Students of all different backgrounds and ages are united against physical violence against others, but suggest that the real danger comes from verbal and electronic abuse, since it does not leave any evidence and is harder to identify.

“I think you can tell when someone is saying something serious, but hiding it as a joke, so they cannot get in trouble for it,” senior Lily Barnes said. “I think every girl goes through things like gossip, because people like to talk.”

Students are sick of the abuse that other students suffer, and they want to be part of the generation that finally eradicates teasing both online and offline.

“Just don’t, there’s no reason to make fun of someone,” Hatch said.

“They need to get their crap together,” senior Dani Richardson said .

“It’s not your place to decide how this person should act or how they should look,” Barnes said.

Students are also endorsing a new kind of approach to what others like, and to be more accepting of others opinions and hobbies.
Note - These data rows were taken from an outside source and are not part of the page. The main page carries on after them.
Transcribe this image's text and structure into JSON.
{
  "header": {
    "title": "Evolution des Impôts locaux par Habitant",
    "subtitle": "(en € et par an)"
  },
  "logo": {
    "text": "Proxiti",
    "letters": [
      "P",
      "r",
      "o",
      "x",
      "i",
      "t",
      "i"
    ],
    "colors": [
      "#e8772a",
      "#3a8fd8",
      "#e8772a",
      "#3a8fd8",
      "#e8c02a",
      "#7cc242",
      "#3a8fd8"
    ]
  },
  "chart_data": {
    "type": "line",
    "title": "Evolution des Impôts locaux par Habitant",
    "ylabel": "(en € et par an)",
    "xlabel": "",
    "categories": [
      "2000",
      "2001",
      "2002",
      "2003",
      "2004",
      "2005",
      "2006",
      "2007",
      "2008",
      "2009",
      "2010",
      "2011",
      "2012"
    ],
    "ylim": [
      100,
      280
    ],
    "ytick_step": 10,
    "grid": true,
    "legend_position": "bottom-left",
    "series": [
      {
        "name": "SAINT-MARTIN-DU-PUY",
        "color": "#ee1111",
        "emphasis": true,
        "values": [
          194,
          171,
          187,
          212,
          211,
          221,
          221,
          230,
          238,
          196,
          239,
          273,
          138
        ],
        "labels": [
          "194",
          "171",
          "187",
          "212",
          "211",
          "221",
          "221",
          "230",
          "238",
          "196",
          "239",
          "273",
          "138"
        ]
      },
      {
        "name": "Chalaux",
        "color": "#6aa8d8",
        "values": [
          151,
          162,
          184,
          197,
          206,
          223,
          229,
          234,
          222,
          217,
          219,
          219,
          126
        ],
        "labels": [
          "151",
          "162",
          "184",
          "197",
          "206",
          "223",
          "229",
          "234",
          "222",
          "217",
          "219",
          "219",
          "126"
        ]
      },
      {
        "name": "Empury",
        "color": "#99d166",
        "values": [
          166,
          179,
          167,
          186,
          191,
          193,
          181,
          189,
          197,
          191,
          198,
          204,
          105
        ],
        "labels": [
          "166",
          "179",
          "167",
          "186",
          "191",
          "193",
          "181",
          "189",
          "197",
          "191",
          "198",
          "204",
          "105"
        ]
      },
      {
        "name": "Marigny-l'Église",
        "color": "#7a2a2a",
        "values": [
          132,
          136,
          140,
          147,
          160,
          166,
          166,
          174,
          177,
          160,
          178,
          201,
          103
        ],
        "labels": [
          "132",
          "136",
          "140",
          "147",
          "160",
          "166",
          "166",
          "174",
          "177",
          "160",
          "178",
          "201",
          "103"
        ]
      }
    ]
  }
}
They feel like students do not have to subscribe to what they like or do, but that everyone deserves respect for having their own interests.

“Defend their beliefs,” Barnes said. “If someone say’s someone’s a dork, stand up for them.”

The common belief among students is that many people take jokes way too personally. But students are beginning to coalesce behind this belief that if people watch what they say, high schools will have a smaller rate of bullying. The concept is similar to the famous “Golden Rule” dictating that every students own character and treatment of others will result in a kinder and safer world.